戦後に植えて育てられた木が本格的に利用される林齢になってきました。
利用のため木を伐採した跡の森林再生は必須です。
スギ、ヒノキなどの人工林伐採跡地の再生(再造林)には苗木が必要となりますが、苗木の確保と、育苗技術の継承などが課題となっています。
このため、林業普及員を対象に、育苗技術の指導に必要な、播種作業や挿し付け作業の基本的な知識・技術の習得を目的に、4月15日に松江市宍道町の県緑化センターで研修会を開催しました。
研修の様子等を写真で紹介します。
開会 (講師は緑化センタースタッフ)
午前中は播種作業です。これは準備したヒノキの種。
約1昼夜冷水に浸し、シーツの上に広げ、播き付けに支障の無い程度に陰干しします。
消毒薬をまぶします。(少し白っぽくなります)
土壌消毒した播種床を丁寧にならします。
均したあとはローラーで適度に締め固めます(歩いて沈まない程度)。
砂でくぼみを補修し、播種床の完成です。
明け方の風のない時に、まんべんなく播きます。
覆砂した後は半切りのワラ(消毒済)で覆います。元口を手前に並べ、後で抜きやすくします。
しっかり散水します。散水頻度は畑の状況に応じて行います。
最後に日覆いをかけて播種作業の終了です。
5月には芽が出そろいますが、その後も手は抜けません。
散水、除草、日覆いの再設置、覆ワラ除去、病害虫防除、追肥、間引き、根切り、床替えと作業は続きます。
優良山行苗の生産には、優良な幼苗生産にかかっているといっても過言ではありません。
床替え後に挽回すればよいというものではありません(講師談)。
午後からは挿し木作業です。
穂木は少花粉スギの品種から採取しました。
ますは荒穂を採取します。徒長枝は不適です。樹幹の中ほどの良く充実しているものを選びます。
良さそうな荒穂を選びます(これがなかなか難しい)。
採取した荒穂はこもで運びます。
持ちかえった荒穂から、根切りばさみを使って穂木づくりです。
芯を見極め、通常サイズは芯から22~23cmの長さで、元は楕円形切り返しでカットし、下から3分の1の葉を除去し、併せて全体の葉のバランスを整えます。

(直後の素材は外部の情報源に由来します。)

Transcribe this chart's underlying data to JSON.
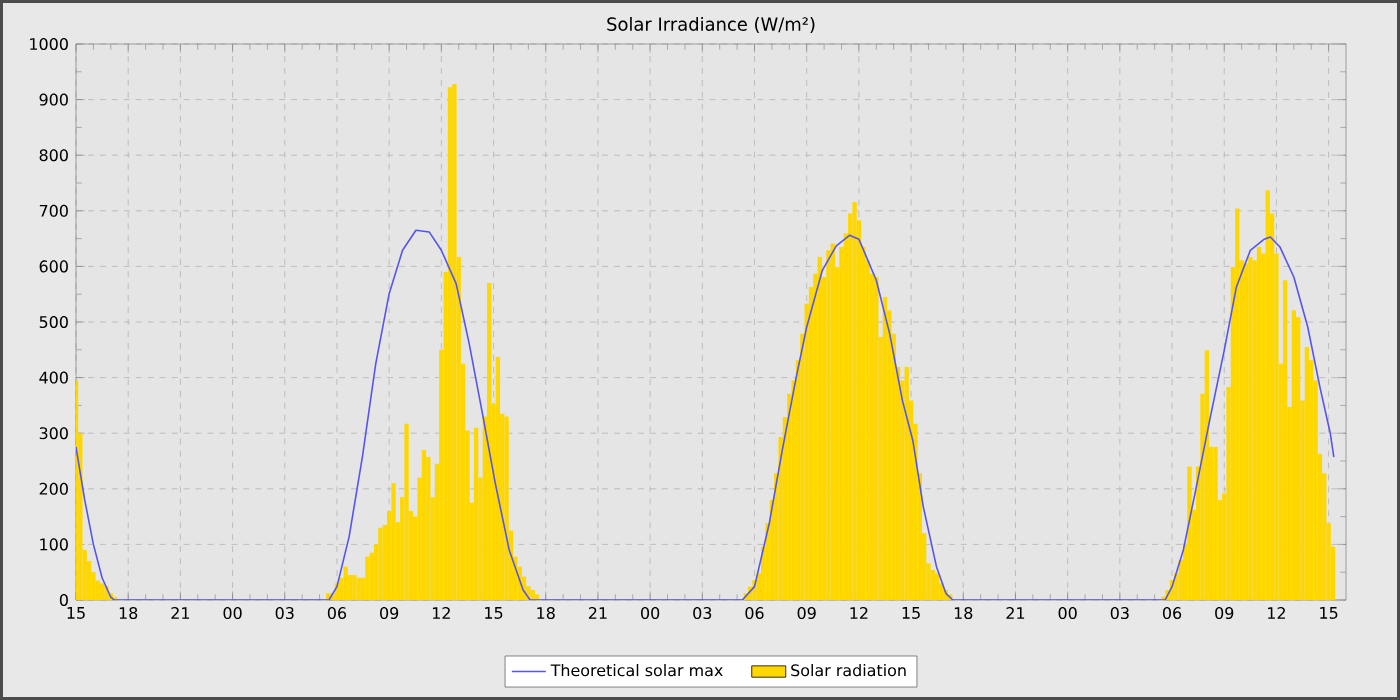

ミニ穂は17cm(2年で山行きさせるための最低限の長さ)、マイクロ穂になると8cmとなります。
マイクロにするとたくさん穂木が作れますが、その分山行きまでの期間が長くなります。
発根促進剤を塗布します。
挿し床に、下2分の1程度を挿します。あまり寝かせないように。
今回は15本を20cm間隔で行いました。
しっかり土を押さえて穂木と密着させます。
最後にスプリンクラーを設置します。
散水して作業終了です。
最後に各種農薬の解説もありました。
「育苗」は、育苗ごよみやテキストどおりにはいきません。
畑や苗の状況を常に観察して、その状況に応じた対応が大切です。(講師談)
育苗研修は今後2回、3回目を予定しています。
今注目のコンテナ苗の研修も予定しています。